Now for the first time, an international research team identified an asteroid in space before it entered Earth’s atmosphere, enabling computers to determine its area of origin in the solar system as well as predict the arrival time and location on Earth of its shattered surviving parts.

“I would say that this work demonstrates, for the first time, the ability of astronomers to discover and predict the impact of a space object,” says Mark Boslough (1433), a member of the research team.

Perhaps more importantly, the event tested the ability of society to respond very quickly to a predicted impact, says Mark. “In this case, it was never a threat, so the response was scientific. Had it been deemed a threat — a larger asteroid that would explode over a populated area — an alert could have been issued in time that could potentially save lives by evacuating the danger zone or instructing people to take cover.”

The profusion of information also satisfied a desire by meteoriticists to know the orbits and locations of parent bodies that yield meteorites of various types, he says. Such knowledge could help future space missions explore or even mine the asteroids in Earth-crossing orbits.

The four-meter-diameter asteroid, called 2008 TC3, was initially sighted by the automated Catalina Sky Survey telescope at Mount Lemmon, Ariz., on Oct 6. Numerous observatories, alerted to the invader, then imaged the object.

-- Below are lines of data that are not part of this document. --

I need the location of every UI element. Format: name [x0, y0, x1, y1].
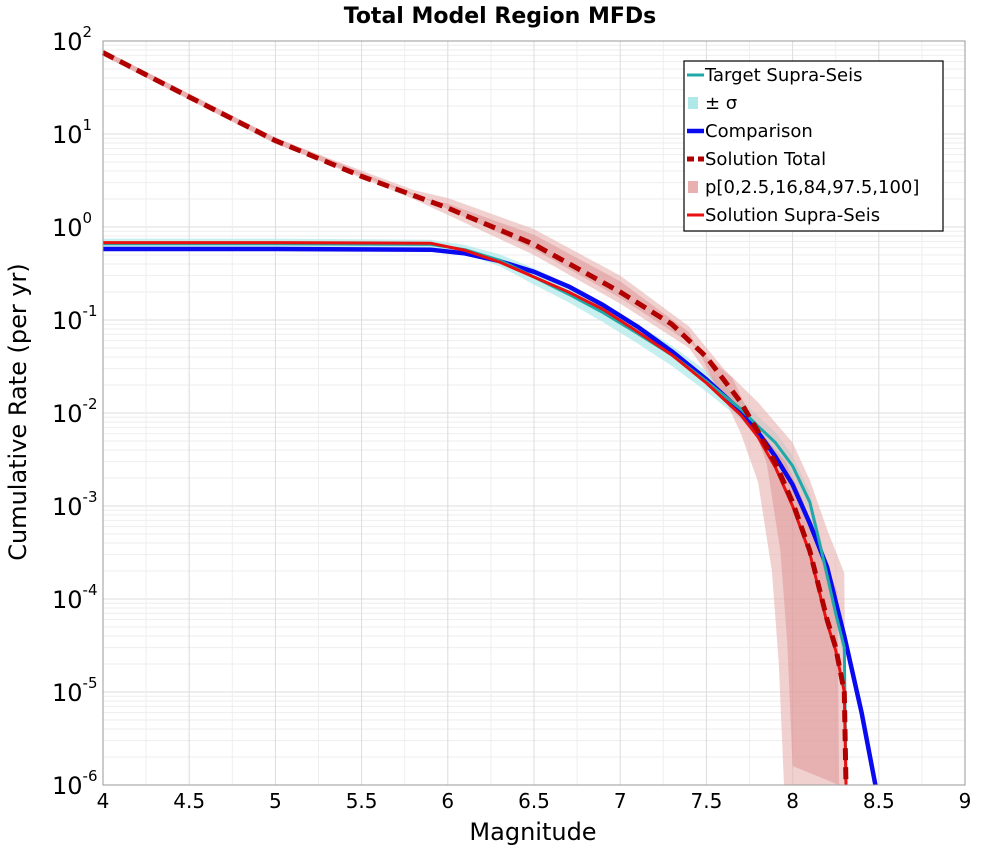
x-tick-label: 7 — [614, 789, 627, 813]
x-tick-label: 5.5 — [346, 789, 378, 813]
legend-label: Solution Supra-Seis — [705, 205, 880, 226]
y-tick-label: 10-2 — [52, 395, 98, 428]
plot-frame — [102, 40, 966, 786]
y-axis-ticks: 10-6 10-5 10-4 10-3 10-2 10-1 100 101 102 — [52, 23, 98, 800]
series-line-5 — [103, 241, 848, 786]
y-tick-label: 102 — [52, 23, 92, 56]
series-lines — [101, 50, 878, 786]
x-tick-label: 7.5 — [690, 789, 722, 813]
x-tick-label: 6.5 — [518, 789, 550, 813]
series-line-3 — [101, 50, 849, 786]
x-tick-label: 5 — [269, 789, 282, 813]
y-tick-label: 10-4 — [52, 581, 98, 614]
legend-label: ± σ — [705, 93, 737, 114]
y-tick-label: 10-6 — [52, 767, 98, 800]
y-tick-label: 101 — [52, 116, 92, 149]
y-tick-label: 100 — [52, 209, 92, 242]
x-tick-label: 8.5 — [863, 789, 895, 813]
legend-swatch — [688, 181, 698, 193]
legend: Target Supra-Seis ± σ Comparison Solution T… — [683, 60, 944, 232]
legend-label: p[0,2.5,16,84,97.5,100] — [705, 177, 919, 198]
legend-label: Solution Total — [705, 149, 826, 170]
x-tick-label: 4.5 — [173, 789, 205, 813]
chart-title: Total Model Region MFDs — [344, 4, 657, 29]
y-tick-label: 10-3 — [52, 488, 98, 521]
legend-box — [683, 60, 944, 232]
x-axis-ticks: 4 4.5 5 5.5 6 6.5 7 7.5 8 8.5 9 — [97, 789, 972, 813]
x-tick-label: 8 — [786, 789, 799, 813]
x-tick-label: 6 — [441, 789, 454, 813]
y-tick-label: 10-1 — [52, 302, 98, 335]
x-tick-label: 9 — [959, 789, 972, 813]
legend-label: Target Supra-Seis — [704, 65, 862, 86]
y-axis-label: Cumulative Rate (per yr) — [4, 263, 32, 561]
x-tick-label: 4 — [97, 789, 110, 813]
x-axis-label: Magnitude — [469, 818, 596, 846]
y-tick-label: 10-5 — [52, 674, 98, 707]
legend-label: Comparison — [705, 121, 813, 142]
legend-swatch — [688, 97, 698, 109]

Computations correctly predicted impact would occur in the Nubian Desert of northern Sudan 19 hours after discovery.

According to NASA’s Near Earth Object program, “A spectacular fireball lit up the predawn sky above Northern Sudan on Oct. 7, 2008.”

A wide variety of analyses were performed while the asteroid was en route and after its surviving pieces were located in an intense search by meteorite hunters.

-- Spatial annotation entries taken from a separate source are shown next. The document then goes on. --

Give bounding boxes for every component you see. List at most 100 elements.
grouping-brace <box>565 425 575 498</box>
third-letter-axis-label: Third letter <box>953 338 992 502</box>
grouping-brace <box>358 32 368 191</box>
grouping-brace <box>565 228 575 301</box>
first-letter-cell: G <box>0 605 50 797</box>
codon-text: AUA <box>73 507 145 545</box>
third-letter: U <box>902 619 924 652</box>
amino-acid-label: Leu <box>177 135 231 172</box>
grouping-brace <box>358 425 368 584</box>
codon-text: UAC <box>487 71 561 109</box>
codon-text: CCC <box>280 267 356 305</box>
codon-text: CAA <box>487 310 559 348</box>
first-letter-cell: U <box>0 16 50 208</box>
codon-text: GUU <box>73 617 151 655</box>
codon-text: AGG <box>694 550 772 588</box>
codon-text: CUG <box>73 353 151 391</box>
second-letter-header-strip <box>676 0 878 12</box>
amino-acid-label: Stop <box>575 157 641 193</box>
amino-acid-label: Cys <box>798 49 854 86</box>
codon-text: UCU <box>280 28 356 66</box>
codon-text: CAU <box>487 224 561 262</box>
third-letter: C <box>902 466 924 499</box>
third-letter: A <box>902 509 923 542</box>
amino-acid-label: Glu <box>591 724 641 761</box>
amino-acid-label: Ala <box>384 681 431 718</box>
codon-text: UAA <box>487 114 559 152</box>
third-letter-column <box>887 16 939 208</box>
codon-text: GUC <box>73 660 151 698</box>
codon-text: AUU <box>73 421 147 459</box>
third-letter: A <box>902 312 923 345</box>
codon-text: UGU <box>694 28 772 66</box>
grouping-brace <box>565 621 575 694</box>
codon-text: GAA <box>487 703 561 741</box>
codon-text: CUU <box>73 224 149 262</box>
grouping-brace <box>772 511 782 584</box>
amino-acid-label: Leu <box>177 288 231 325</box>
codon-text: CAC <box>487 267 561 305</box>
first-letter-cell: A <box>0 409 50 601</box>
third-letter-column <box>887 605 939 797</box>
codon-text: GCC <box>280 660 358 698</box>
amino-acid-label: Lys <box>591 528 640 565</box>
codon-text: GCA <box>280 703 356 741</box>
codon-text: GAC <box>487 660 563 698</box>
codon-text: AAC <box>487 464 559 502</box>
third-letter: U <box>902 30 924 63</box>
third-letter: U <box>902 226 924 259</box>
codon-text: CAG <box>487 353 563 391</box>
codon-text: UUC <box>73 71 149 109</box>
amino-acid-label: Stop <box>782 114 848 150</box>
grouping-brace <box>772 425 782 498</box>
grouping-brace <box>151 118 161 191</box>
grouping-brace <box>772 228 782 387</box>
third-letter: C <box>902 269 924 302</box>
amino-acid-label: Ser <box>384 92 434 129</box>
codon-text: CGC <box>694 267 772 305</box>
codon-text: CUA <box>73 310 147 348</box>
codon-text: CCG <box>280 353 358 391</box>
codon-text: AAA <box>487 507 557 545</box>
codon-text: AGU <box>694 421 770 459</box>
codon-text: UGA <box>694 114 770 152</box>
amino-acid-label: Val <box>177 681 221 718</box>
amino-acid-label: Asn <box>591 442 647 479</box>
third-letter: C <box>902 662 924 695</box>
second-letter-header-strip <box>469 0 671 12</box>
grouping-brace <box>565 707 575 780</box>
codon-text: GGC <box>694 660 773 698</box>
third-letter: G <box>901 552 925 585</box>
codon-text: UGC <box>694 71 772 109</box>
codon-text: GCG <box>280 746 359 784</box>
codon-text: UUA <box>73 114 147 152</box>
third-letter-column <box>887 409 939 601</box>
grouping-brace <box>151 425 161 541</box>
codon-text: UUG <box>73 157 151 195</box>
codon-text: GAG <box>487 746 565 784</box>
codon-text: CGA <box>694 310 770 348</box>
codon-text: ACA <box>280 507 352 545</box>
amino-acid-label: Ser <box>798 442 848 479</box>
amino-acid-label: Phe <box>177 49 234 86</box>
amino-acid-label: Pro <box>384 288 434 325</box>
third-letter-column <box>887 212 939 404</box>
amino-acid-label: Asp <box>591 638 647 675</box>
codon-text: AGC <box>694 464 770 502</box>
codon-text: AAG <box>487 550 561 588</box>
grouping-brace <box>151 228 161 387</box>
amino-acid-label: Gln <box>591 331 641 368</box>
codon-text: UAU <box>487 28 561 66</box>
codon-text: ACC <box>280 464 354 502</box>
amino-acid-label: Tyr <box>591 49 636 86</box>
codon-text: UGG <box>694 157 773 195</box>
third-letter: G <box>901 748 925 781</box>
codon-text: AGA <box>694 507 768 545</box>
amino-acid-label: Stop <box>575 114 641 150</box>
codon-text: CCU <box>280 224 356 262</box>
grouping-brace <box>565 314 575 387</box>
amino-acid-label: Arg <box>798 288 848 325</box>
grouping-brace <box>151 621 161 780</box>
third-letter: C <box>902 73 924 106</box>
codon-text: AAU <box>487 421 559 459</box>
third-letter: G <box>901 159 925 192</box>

Researchers listed in the paper describing this work in the cover article of the March 26 issue of the journal Nature come from the SETI Institute, the University of Khartoum, Juba University (Sudan),

Sandia, Caltech, NASA Johnson Space Center and NASA Ames, and other universities in the US, Canada, Ireland, England, Czech Republic, and the Netherlands.

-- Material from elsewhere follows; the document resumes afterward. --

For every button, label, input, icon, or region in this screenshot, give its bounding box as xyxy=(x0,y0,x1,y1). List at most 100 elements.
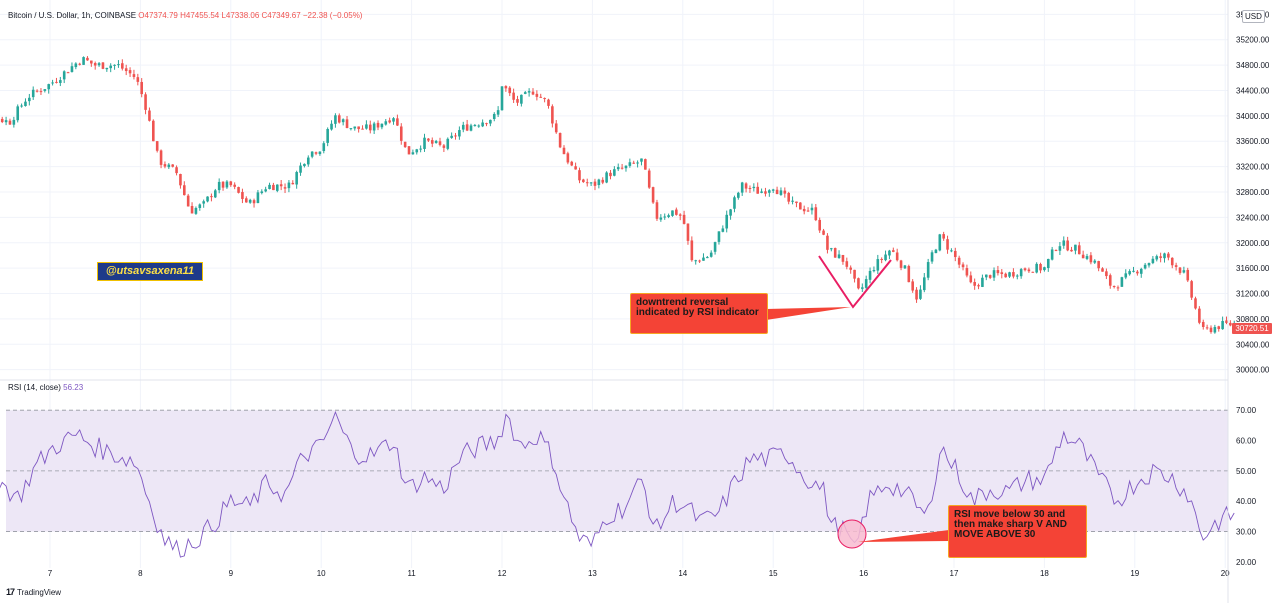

Dick Spalding (5710) interpreted data that recorded the atmospheric fireball, and Mark estimated the aerodynamic pressure and strength of the asteroid based on the estimated burst altitude of 36 kilometers.

Searchers have recovered 47 meteorites so far— offshoots from the disintegrating asteroid, mostly immolated by its encounter with atmospheric friction — with a total mass of 3.95 kilograms.

The analyzed material showed carbon-rich materials not yet represented in meteorite collections, indicating that fragile materials still unknown may account for some asteroid classes. Such meteorites are less likely to survive due to destruction upon entry and weathering once they land on Earth’s surface.

“Chunks of iron and hard rock last longer and are easier to find than clumps of soft carbonaceous materials,” says Mark.

“We knew that locating an incoming object while still in space could be done, but it had never actually been demonstrated until now,” says Mark. “In this post-rational age where scientific explanations and computer models are often derided as ‘only theories,’ it is nice to have a demonstration like this.”